Istio — Impacts of namespace sameness with traffic management in a Multi-Cluster environment

Patrick Picard
ITNEXT
Published in
3 min readJul 18, 2022

--

In a recent blog, I covered how global MeshConfig settings can be configured in Anthos Service Mesh. Now it is time to talk about the story that led me there!

We currently run a multi-cluster environment and recently enabled service discovery by adding the Istio remote secrets to the clusters. Once that was accomplished, we started having odd behaviors across some services such as ArgoCD and Vault. We run ArgoCD in a Hot/Warm setup and use the same namespace name (hint hint). Vault has performance replicas in each regional cluster and uses the same namespace name as well (hint hint x2).

For ArgoCD, the behavior oddness was related to Dex. We use Dex for Single sign-on. After the service discovery, the Dex page would load, accept your credentials and upon redirect would not recognize the login. We ended up in a login loop. Being the primary SME on Argo and having done the service discovery change, I had some of the “change parameters” under my control. So I searched online to see if others had similar issues, dug and dug, but didn’t find much except this snippet:

Namespace sameness

This had a light bulb pop over my head and started looking into whether namespace sameness was at the root of my problems. At first, I scaled down the replicas for Dex deployment down to zero on the standby cluster….and morale improved! Good news as I was getting somewhere. Users were able to login again and monitor their application deployments.

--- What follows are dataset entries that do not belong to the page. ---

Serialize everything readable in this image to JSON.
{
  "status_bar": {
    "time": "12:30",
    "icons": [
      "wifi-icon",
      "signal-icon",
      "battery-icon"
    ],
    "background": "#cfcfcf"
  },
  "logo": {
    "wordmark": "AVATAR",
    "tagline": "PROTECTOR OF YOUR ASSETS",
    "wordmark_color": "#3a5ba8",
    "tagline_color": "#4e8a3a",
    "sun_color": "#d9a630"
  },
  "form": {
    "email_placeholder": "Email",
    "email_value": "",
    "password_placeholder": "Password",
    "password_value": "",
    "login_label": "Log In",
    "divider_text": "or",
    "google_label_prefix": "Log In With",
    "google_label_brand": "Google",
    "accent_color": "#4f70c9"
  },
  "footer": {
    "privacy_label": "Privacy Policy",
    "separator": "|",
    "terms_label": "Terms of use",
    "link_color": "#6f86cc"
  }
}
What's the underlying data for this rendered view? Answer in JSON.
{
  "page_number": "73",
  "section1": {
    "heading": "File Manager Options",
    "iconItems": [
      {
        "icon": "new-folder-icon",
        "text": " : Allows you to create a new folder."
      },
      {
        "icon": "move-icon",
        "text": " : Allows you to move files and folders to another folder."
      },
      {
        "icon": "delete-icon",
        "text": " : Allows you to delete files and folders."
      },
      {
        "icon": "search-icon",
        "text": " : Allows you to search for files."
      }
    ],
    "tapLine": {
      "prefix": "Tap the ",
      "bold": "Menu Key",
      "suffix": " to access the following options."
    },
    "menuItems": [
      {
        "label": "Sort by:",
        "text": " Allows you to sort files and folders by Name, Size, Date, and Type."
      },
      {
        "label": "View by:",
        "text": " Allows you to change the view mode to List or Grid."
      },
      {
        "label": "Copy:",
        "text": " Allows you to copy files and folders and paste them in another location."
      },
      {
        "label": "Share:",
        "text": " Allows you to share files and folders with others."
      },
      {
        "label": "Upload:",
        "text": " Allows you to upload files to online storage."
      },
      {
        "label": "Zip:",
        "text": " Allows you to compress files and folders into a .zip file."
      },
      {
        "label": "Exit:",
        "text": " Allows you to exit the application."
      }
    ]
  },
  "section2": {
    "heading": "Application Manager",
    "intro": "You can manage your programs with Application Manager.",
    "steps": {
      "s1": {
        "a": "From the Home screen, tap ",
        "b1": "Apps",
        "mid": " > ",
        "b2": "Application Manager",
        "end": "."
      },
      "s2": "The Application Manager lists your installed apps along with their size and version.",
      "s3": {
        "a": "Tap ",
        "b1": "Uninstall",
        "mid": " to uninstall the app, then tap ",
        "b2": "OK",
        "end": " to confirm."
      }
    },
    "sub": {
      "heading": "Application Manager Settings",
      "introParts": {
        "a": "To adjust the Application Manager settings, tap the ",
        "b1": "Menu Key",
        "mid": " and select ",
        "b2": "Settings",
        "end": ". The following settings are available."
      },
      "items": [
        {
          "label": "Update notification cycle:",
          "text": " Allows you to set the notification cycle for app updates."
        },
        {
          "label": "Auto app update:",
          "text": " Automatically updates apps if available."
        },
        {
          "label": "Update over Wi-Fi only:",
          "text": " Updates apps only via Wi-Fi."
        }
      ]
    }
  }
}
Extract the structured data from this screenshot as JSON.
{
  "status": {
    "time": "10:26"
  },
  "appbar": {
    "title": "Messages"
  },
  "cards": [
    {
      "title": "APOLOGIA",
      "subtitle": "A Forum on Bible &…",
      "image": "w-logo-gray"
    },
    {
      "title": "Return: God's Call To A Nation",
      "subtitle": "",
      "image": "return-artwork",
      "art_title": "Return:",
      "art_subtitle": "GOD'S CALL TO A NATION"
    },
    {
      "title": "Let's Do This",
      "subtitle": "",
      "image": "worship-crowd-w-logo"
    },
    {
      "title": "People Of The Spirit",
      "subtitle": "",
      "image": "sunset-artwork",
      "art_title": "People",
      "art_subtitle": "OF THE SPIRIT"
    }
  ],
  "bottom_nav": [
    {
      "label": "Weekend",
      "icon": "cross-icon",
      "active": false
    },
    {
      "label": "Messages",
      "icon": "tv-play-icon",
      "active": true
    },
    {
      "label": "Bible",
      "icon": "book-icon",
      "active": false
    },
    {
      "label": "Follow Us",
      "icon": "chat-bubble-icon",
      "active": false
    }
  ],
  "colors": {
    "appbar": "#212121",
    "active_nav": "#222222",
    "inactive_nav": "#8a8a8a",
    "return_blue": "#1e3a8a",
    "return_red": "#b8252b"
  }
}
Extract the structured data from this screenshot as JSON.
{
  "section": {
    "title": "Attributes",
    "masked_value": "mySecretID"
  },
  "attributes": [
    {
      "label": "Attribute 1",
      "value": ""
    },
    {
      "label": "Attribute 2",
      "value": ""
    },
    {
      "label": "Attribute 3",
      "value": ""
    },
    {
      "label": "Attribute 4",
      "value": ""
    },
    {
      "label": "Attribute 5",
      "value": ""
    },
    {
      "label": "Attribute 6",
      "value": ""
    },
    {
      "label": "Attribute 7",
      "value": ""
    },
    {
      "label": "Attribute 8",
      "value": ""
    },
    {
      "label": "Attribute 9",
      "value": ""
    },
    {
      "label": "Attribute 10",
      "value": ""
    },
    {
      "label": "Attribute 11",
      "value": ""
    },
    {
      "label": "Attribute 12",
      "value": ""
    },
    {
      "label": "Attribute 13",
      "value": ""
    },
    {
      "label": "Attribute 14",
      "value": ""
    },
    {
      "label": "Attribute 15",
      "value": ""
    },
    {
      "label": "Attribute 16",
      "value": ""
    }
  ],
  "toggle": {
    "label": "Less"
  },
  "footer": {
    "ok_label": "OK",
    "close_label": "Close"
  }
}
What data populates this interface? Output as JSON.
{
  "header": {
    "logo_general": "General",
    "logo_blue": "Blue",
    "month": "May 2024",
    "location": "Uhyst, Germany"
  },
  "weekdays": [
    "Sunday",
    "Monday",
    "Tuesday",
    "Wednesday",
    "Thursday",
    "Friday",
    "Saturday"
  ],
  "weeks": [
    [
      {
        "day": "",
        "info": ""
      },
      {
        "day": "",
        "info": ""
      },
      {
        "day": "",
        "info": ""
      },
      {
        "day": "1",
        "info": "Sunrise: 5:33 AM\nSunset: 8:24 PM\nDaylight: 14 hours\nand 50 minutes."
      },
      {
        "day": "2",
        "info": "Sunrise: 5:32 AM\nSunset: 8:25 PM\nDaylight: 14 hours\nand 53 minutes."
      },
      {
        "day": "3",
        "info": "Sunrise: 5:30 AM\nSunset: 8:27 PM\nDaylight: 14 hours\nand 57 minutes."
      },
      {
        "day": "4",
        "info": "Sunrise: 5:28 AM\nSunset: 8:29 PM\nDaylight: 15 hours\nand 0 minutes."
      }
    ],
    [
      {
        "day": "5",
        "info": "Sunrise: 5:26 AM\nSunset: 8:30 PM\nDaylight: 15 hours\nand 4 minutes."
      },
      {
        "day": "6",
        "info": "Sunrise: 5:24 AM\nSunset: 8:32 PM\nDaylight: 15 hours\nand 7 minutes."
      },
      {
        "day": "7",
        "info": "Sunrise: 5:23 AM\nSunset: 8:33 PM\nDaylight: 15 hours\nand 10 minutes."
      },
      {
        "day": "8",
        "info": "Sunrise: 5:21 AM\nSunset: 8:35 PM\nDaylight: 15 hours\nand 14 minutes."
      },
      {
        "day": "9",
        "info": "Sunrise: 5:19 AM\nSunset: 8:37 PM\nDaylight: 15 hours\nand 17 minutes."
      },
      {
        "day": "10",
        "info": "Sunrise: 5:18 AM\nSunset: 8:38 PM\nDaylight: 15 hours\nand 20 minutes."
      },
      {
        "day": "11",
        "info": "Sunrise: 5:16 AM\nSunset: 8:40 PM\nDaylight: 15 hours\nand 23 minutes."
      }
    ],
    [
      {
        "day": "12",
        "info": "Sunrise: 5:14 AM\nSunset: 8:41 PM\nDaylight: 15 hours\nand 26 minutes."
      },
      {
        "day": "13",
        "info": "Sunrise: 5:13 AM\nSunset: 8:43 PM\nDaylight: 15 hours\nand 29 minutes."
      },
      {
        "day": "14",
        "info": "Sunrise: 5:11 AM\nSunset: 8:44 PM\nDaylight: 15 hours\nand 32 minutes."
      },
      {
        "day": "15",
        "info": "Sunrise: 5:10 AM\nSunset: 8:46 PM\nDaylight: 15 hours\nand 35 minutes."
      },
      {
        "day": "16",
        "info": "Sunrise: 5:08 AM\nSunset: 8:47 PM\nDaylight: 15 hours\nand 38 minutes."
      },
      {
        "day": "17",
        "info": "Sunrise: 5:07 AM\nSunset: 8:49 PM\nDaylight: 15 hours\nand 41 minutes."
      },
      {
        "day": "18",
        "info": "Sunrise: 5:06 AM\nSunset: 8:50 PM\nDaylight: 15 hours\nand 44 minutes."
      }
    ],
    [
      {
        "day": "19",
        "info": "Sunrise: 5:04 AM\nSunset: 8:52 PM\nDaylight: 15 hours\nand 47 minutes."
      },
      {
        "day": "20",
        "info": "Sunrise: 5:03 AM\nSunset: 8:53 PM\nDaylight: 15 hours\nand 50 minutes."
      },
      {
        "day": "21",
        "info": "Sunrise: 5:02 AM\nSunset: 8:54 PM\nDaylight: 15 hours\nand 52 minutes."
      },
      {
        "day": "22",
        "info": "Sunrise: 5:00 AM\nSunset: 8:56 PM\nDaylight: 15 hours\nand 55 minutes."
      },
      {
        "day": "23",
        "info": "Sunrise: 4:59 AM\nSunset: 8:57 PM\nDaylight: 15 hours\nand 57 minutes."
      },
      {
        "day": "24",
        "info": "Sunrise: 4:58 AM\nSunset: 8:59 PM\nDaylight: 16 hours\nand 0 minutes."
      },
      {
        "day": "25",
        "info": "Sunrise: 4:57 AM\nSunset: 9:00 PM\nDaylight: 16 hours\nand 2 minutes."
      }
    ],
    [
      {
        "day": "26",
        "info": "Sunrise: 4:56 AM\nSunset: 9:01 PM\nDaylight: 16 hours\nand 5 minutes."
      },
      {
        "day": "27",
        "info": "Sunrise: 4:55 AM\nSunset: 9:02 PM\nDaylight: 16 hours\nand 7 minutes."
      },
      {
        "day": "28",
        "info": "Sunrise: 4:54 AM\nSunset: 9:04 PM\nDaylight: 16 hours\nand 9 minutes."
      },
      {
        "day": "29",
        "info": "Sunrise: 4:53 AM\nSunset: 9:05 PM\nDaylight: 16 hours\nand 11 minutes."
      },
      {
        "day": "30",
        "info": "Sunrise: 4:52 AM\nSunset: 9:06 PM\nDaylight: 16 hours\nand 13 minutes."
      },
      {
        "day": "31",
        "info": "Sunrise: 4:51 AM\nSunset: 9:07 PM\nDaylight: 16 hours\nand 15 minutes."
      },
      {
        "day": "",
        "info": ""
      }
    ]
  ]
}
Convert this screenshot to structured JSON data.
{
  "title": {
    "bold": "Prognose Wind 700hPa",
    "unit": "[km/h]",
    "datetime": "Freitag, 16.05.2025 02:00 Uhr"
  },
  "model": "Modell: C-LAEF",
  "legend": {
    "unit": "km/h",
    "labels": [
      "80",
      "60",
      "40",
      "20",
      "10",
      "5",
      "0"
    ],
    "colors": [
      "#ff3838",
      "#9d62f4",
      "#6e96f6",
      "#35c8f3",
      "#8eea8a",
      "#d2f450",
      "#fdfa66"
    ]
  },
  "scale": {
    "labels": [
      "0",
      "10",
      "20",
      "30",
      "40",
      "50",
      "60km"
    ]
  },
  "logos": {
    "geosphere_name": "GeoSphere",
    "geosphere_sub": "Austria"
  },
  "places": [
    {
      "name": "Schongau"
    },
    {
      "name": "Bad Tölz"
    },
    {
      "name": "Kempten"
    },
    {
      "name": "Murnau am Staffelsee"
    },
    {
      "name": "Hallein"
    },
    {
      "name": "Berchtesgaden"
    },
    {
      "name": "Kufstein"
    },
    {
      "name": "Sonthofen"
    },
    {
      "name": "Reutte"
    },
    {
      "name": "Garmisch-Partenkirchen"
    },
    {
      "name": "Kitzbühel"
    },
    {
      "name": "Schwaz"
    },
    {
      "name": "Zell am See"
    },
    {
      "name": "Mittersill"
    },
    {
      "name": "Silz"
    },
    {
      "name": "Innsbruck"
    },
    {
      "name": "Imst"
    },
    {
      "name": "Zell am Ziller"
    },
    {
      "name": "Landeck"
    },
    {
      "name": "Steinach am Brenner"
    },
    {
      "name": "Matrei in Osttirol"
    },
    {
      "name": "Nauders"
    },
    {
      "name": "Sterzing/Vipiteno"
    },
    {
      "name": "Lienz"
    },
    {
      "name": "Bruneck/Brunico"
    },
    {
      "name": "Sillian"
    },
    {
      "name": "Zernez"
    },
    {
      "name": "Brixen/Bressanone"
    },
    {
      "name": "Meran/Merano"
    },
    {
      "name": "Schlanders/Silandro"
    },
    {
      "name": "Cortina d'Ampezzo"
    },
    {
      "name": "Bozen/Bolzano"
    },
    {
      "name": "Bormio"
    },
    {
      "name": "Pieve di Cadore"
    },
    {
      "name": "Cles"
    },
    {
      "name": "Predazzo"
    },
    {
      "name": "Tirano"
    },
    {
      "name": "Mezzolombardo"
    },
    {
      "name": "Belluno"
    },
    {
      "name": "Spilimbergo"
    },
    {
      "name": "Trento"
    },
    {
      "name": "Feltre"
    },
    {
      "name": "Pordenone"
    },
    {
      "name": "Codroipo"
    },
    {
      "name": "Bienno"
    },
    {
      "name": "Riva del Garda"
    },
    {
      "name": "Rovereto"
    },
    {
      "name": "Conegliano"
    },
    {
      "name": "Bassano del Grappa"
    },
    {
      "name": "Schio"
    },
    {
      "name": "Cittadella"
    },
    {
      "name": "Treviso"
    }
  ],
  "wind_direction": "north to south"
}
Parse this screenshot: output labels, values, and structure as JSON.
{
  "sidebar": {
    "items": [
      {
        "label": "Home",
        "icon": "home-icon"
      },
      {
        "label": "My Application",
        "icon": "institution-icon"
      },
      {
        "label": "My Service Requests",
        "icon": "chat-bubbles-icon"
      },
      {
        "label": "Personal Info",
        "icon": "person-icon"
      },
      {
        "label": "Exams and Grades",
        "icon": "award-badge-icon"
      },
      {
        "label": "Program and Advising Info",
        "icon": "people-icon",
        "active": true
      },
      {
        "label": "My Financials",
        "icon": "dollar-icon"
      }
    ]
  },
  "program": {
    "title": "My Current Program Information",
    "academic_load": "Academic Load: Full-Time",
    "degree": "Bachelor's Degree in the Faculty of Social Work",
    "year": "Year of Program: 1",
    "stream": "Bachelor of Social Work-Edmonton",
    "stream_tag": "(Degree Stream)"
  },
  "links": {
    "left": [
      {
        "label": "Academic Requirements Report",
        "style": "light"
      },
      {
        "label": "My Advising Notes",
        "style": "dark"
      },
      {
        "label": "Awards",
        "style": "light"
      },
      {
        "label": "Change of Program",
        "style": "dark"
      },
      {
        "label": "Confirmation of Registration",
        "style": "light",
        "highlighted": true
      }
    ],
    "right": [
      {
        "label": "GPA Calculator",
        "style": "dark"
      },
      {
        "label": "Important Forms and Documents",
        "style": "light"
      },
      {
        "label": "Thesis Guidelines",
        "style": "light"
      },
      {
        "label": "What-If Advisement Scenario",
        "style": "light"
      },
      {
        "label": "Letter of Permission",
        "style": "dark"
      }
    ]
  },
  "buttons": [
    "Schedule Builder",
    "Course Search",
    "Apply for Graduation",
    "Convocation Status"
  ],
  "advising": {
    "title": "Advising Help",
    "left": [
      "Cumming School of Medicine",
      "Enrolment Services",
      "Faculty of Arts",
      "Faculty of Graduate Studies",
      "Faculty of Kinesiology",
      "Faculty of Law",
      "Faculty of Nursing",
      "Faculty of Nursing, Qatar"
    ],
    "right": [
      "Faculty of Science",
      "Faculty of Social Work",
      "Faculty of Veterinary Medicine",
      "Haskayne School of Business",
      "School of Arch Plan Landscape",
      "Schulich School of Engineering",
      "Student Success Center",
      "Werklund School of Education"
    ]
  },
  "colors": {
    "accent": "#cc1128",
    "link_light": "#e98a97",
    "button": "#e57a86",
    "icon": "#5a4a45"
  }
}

As I continued investigating in Cloud Logging (we are on GKE), I also noticed an increase in errors from the Redis deployment used by ArgoCD (we run Redis in HA configuration). Errors indicated a membership flapping which triggered me as well. I repeated the scale down to zero procedure on the standby cluster against Redis and all other components…..morale improved further.

Re-reading the namespace sameness snippet, it became evident the behavior change was related. Putting my networking hat on, I recalled that Istio effectively hijacks your network under the covers with the injected envoy proxy. The topology is no longer a matter of looking at the Kubernetes Service Endpoints; it’s the Istio topology that ruled the world and it sees beyond the local cluster! Looking at Istio’s point of view, I saw the following

istioctl proxy-config endpoints deploy/istio-ingressgateway.istio-ingress |grep dex
Istio’s Topology for DEX

Well, that made sense, so now I had to figure out an approach to make this permanent. A few things came to mind:

  • (Second best option) Break the namespace sameness — have primary and standby instances with different namespace names
  • Live with namespace sameness, but make the services “independent” by renaming services and other resources to have different names across the clusters (a lot more configuration!)
  • Keep all replicas down to zero on standby cluster
  • (Selected) Attack the problem from Istio’s Mesh perspective

In the end, we opted to attack the problem at Istio’s level by marking a few namespaces to be cluster local. This meant effectively disabling service discovery for the namespaces so they could be considered local to the cluster. Components that benefitted from this include ArgoCD, Vault, Dynatrace, External Secrets, and I’m sure more will follow.

For the details on how to configure this Mesh-wide setting, I recommend checking my other blog entry Anthos Service Mesh — Configuring global settings.

Now that this crisis has been addressed, where does the Namespace Sameness make sense? If you have a stateless application or the state externalized, and run across multiple clusters/regions; this feature is pretty good. For platform components, less so. Especially for services where membership / quorum is at play (Redis HA members, Vault Raft backend, etc.)

This was a painful few days of hypotheses, validation, searching for how to fix, and working with Google Support. In the end, the fix was a single ConfigMap which was easy to deploy to clusters.

--

--